AboutThis exhibition, curated by Turner prize-winning artist Mark Leckey, will explore how our relationships with artworks and common objects alike are being transformed through new information technologies. It will present a kind of 'techno-animism', where the inanimate comes to life, returning us to 'an archaic state of being, to aboriginal landscapes of fabulous hybrid creatures, where images are endowed with divine powers, and even rocks and trees have names'
In his lecture, In the Long Tail (2008), Leckey describes the ways in which the 'entire vastness' of the internet caters for the desires of an infinitely long tail of consumers with minority interests. As modern technology becomes ever more pervasive and sophisticated, objects begin to communicate with us: phones speak back, refrigerators suggest recipes, and websites seem to predict what we want. While this takes us into the realms of science fiction, it also boomerangs us back into the past and a more animistic relationship to the things around us.

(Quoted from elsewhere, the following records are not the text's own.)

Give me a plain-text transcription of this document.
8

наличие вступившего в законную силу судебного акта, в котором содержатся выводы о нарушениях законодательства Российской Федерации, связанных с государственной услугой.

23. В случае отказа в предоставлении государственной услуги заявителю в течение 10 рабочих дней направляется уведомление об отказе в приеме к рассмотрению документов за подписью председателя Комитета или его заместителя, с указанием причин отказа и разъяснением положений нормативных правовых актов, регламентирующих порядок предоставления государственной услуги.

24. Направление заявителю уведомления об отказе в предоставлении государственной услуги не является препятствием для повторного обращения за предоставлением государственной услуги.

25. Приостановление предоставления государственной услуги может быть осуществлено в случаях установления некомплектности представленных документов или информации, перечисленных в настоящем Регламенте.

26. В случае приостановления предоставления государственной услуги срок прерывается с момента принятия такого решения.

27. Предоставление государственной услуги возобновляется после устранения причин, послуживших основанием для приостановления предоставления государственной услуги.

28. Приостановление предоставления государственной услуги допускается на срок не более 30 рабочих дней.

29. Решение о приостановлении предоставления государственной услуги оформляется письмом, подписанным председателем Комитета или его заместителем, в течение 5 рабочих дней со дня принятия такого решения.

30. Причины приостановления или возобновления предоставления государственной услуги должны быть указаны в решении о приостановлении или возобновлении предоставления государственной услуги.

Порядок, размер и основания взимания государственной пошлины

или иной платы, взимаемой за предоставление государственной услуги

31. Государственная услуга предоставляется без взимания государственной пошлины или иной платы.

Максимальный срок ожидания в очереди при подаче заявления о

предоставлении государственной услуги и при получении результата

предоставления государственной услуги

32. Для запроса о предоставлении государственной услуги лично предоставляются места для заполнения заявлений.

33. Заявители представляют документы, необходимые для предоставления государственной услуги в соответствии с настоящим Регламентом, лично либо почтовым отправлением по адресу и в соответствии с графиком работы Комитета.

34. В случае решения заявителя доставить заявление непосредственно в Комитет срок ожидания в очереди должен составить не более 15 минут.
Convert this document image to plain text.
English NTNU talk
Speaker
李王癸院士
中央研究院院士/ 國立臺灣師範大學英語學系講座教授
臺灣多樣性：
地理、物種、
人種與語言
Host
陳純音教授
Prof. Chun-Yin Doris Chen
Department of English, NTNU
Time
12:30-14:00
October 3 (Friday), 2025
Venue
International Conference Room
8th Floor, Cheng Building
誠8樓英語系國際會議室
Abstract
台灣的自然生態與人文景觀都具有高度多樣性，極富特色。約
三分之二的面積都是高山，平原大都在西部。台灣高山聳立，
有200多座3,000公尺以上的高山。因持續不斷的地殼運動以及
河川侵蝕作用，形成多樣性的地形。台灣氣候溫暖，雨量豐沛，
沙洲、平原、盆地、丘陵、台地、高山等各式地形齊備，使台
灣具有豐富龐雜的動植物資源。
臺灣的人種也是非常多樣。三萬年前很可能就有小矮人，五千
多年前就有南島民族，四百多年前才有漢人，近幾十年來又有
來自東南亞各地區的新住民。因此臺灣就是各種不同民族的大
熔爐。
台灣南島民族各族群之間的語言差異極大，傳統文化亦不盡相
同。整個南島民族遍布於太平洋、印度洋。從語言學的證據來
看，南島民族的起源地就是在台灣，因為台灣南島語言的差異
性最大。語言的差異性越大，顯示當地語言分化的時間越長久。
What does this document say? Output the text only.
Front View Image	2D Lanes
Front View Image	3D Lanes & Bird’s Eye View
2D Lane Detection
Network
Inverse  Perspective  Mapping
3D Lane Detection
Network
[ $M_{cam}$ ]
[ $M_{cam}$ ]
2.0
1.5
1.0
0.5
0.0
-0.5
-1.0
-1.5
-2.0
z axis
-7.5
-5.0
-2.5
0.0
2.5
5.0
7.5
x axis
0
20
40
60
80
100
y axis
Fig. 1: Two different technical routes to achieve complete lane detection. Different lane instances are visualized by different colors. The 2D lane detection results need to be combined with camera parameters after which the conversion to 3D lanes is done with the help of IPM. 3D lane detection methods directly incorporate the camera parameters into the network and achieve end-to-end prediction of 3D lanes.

'The status of objects', Leckey argues, 'is changing, and we are once again in thrall to an enchanted world full of transformations and correspondences, a wonderful instability between things animate and inanimate, animal and human, mental and material'. Our hyper-rationalism of modern technology has paradoxically produced its opposite, an 'irrational' magical realm - or as Marshall McLuhan, communication theorist, described "a resonating world akin to the old tribal echo chamber where magic will live again".